Downloading a dataset
You can export and download an entire dataset as a CSV file directly from the Snorkel Flow UI. This feature allows you to extract your data along with all associated metadata including ground truth labels, annotations, slice membership, and comments.
Overview
The CSV export functionality provides a complete snapshot of your dataset that can be used for:
- External analysis: Analyze your data using external tools like Excel, Pandas, or other data analysis platforms
- Backup and archival: Create a backup of your dataset with all associated labels and metadata
- Sharing and collaboration: Share your labeled data with team members or external collaborators
- Integration with other systems: Import your data into other machine learning pipelines or tools
The export includes all datapoints in the dataset along with any available metadata such as ground truth labels, annotations from different sources, slice memberships, and user comments.
CSV file contents
The exported CSV file contains the following information:
Core dataset columns
- Original data fields: All columns from your original dataset are included with their original column names
__x_uid: A system-generated unique identifier for each datapoint
Ground truth columns
For each label schema in your dataset, a corresponding ground truth column is included:
- Column name format:
gt_for_label_schema_{label_schema_name} - Content: The ground truth label for that datapoint, if one has been assigned
- Label format:
- Single-label questions: The selected label value (e.g., "positive", "negative")
- Multi-label questions: A list of present/absent values for each label option
- Text label questions: The freeform text entered as the label
- Sequence tagging questions: A list of tagged spans with their labels
Annotation columns
Annotations from different sources (annotators, models, or other sources) are included in separate columns:
- Column name format:
annotation_source_{source_name} - Content: A JSON object containing annotations for all label schemas from that source
- JSON structure: Maps label schema names to their corresponding annotation values
{
"sentiment": "positive",
"category": ["news", "politics"]
}
Slice membership columns
For each slice defined in your dataset:
- Column name format:
slice_{slice_name} - Content: Boolean values (
trueorfalse) indicating whether the datapoint is a member of that slice
Comments column
- Column name:
comments - Content: All comments associated with a datapoint, separated by the pipe character (
|) - Format:
comment1 | comment2 | comment3
How to download a dataset
Follow these steps to export and download your dataset as a CSV file:
Step 1: Navigate to the dataset
- Open the Datasets page from the main navigation menu
- Click on the dataset you want to export to view its details
Step 2: Click the Export button
In the dataset header (where the dataset name is displayed), you'll find an Export button represented by a download icon.
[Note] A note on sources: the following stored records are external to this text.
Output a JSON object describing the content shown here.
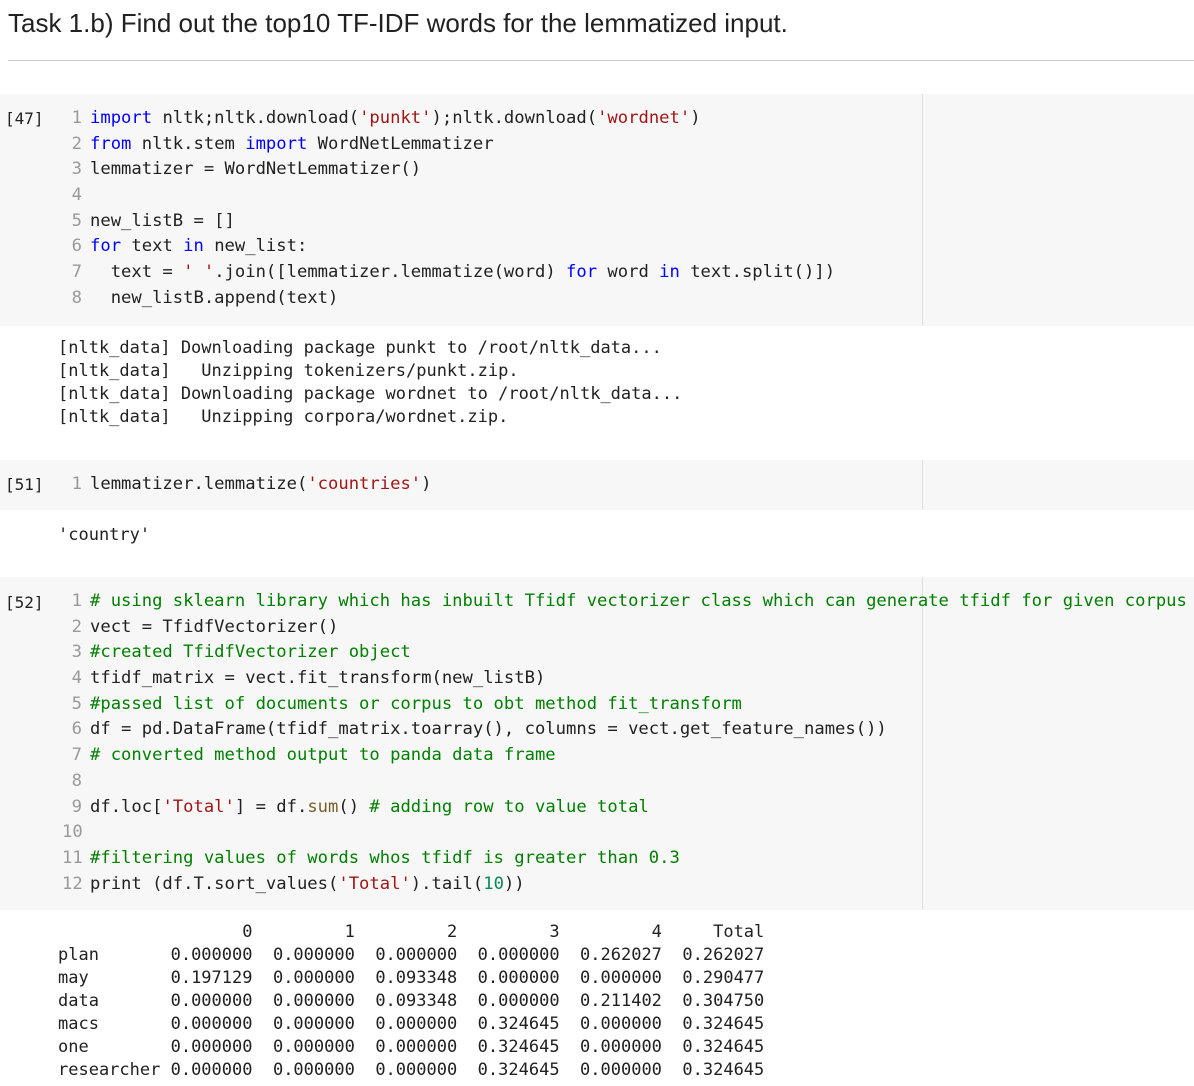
{
  "heading": "Task 1.b) Find out the top10 TF-IDF words for the lemmatized input.",
  "cells": {
    "c47": {
      "prompt": "[47]",
      "lines": [
        {
          "n": "1",
          "tokens": [
            {
              "t": "import",
              "c": "kw"
            },
            {
              "t": " nltk;nltk.download("
            },
            {
              "t": "'punkt'",
              "c": "str"
            },
            {
              "t": ");nltk.download("
            },
            {
              "t": "'wordnet'",
              "c": "str"
            },
            {
              "t": ")"
            }
          ]
        },
        {
          "n": "2",
          "tokens": [
            {
              "t": "from",
              "c": "kw"
            },
            {
              "t": " nltk.stem "
            },
            {
              "t": "import",
              "c": "kw"
            },
            {
              "t": " WordNetLemmatizer"
            }
          ]
        },
        {
          "n": "3",
          "tokens": [
            {
              "t": "lemmatizer = WordNetLemmatizer()"
            }
          ]
        },
        {
          "n": "4",
          "tokens": []
        },
        {
          "n": "5",
          "tokens": [
            {
              "t": "new_listB = []"
            }
          ]
        },
        {
          "n": "6",
          "tokens": [
            {
              "t": "for",
              "c": "kw"
            },
            {
              "t": " text "
            },
            {
              "t": "in",
              "c": "kw"
            },
            {
              "t": " new_list:"
            }
          ]
        },
        {
          "n": "7",
          "tokens": [
            {
              "t": "  text = "
            },
            {
              "t": "' '",
              "c": "str"
            },
            {
              "t": ".join([lemmatizer.lemmatize(word) "
            },
            {
              "t": "for",
              "c": "kw"
            },
            {
              "t": " word "
            },
            {
              "t": "in",
              "c": "kw"
            },
            {
              "t": " text.split()])"
            }
          ]
        },
        {
          "n": "8",
          "tokens": [
            {
              "t": "  new_listB.append(text)"
            }
          ]
        }
      ],
      "output": [
        "[nltk_data] Downloading package punkt to /root/nltk_data...",
        "[nltk_data]   Unzipping tokenizers/punkt.zip.",
        "[nltk_data] Downloading package wordnet to /root/nltk_data...",
        "[nltk_data]   Unzipping corpora/wordnet.zip."
      ]
    },
    "c51": {
      "prompt": "[51]",
      "lines": [
        {
          "n": "1",
          "tokens": [
            {
              "t": "lemmatizer.lemmatize("
            },
            {
              "t": "'countries'",
              "c": "str"
            },
            {
              "t": ")"
            }
          ]
        }
      ],
      "output": [
        "'country'"
      ]
    },
    "c52": {
      "prompt": "[52]",
      "lines": [
        {
          "n": "1",
          "tokens": [
            {
              "t": "# using sklearn library which has inbuilt Tfidf vectorizer class which can generate tfidf for given corpus",
              "c": "cm"
            }
          ]
        },
        {
          "n": "2",
          "tokens": [
            {
              "t": "vect = TfidfVectorizer()"
            }
          ]
        },
        {
          "n": "3",
          "tokens": [
            {
              "t": "#created TfidfVectorizer object",
              "c": "cm"
            }
          ]
        },
        {
          "n": "4",
          "tokens": [
            {
              "t": "tfidf_matrix = vect.fit_transform(new_listB)"
            }
          ]
        },
        {
          "n": "5",
          "tokens": [
            {
              "t": "#passed list of documents or corpus to obt method fit_transform",
              "c": "cm"
            }
          ]
        },
        {
          "n": "6",
          "tokens": [
            {
              "t": "df = pd.DataFrame(tfidf_matrix.toarray(), columns = vect.get_feature_names())"
            }
          ]
        },
        {
          "n": "7",
          "tokens": [
            {
              "t": "# converted method output to panda data frame",
              "c": "cm"
            }
          ]
        },
        {
          "n": "8",
          "tokens": []
        },
        {
          "n": "9",
          "tokens": [
            {
              "t": "df.loc["
            },
            {
              "t": "'Total'",
              "c": "str"
            },
            {
              "t": "] = df."
            },
            {
              "t": "sum",
              "c": "fn"
            },
            {
              "t": "() "
            },
            {
              "t": "# adding row to value total",
              "c": "cm"
            }
          ]
        },
        {
          "n": "10",
          "tokens": []
        },
        {
          "n": "11",
          "tokens": [
            {
              "t": "#filtering values of words whos tfidf is greater than 0.3",
              "c": "cm"
            }
          ]
        },
        {
          "n": "12",
          "tokens": [
            {
              "t": "print (df.T.sort_values("
            },
            {
              "t": "'Total'",
              "c": "str"
            },
            {
              "t": ").tail("
            },
            {
              "t": "10",
              "c": "num"
            },
            {
              "t": "))"
            }
          ]
        }
      ],
      "table": {
        "columns": [
          "0",
          "1",
          "2",
          "3",
          "4",
          "Total"
        ],
        "rows": [
          {
            "label": "plan",
            "values": [
              "0.000000",
              "0.000000",
              "0.000000",
              "0.000000",
              "0.262027",
              "0.262027"
            ]
          },
          {
            "label": "may",
            "values": [
              "0.197129",
              "0.000000",
              "0.093348",
              "0.000000",
              "0.000000",
              "0.290477"
            ]
          },
          {
            "label": "data",
            "values": [
              "0.000000",
              "0.000000",
              "0.093348",
              "0.000000",
              "0.211402",
              "0.304750"
            ]
          },
          {
            "label": "macs",
            "values": [
              "0.000000",
              "0.000000",
              "0.000000",
              "0.324645",
              "0.000000",
              "0.324645"
            ]
          },
          {
            "label": "one",
            "values": [
              "0.000000",
              "0.000000",
              "0.000000",
              "0.324645",
              "0.000000",
              "0.324645"
            ]
          },
          {
            "label": "researcher",
            "values": [
              "0.000000",
              "0.000000",
              "0.000000",
              "0.324645",
              "0.000000",
              "0.324645"
            ]
          }
        ]
      }
    }
  }
}
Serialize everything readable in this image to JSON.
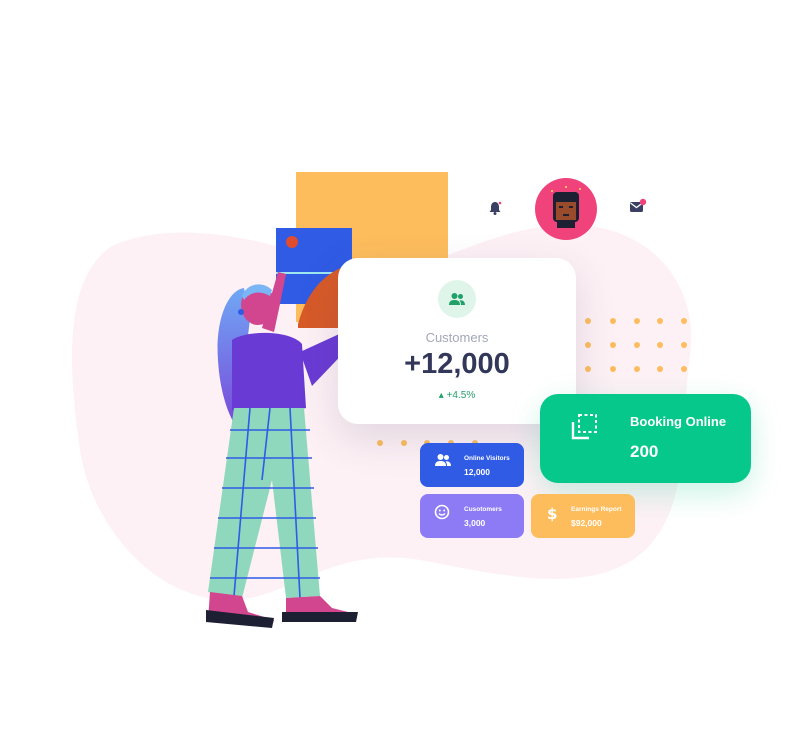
{
  "colors": {
    "accent_green": "#05c88a",
    "accent_blue": "#2f5be5",
    "accent_purple": "#8d7bf5",
    "accent_yellow": "#fdbd5d",
    "avatar_pink": "#f0437c",
    "text_dark": "#33385a"
  },
  "header": {
    "notification_icon": "bell-icon",
    "message_icon": "mail-icon",
    "avatar_icon": "user-avatar"
  },
  "customers_card": {
    "icon": "users-icon",
    "label": "Customers",
    "value": "+12,000",
    "change": "+4.5%"
  },
  "booking_card": {
    "icon": "selection-icon",
    "label": "Booking Online",
    "value": "200"
  },
  "mini_cards": [
    {
      "icon": "users-icon",
      "title": "Online Visitors",
      "value": "12,000"
    },
    {
      "icon": "smile-icon",
      "title": "Cusotomers",
      "value": "3,000"
    },
    {
      "icon": "dollar-icon",
      "title": "Earnings Report",
      "value": "$92,000"
    }
  ]
}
- Click the download icon button in the dataset header
- You'll see a notification message indicating that your export has been initiated
Step 3: Download the file
Once the export is complete, your browser will automatically download a ZIP file containing the CSV:
- File name format:
dataset_{dataset_uid}.zip - Contents: A single CSV file named
dataset_{dataset_uid}.csv
The export process may take some time depending on the size of your dataset. For large datasets with many datapoints, annotations, or comments, the download may take several minutes. A spinner will be displayed while the export is in progress.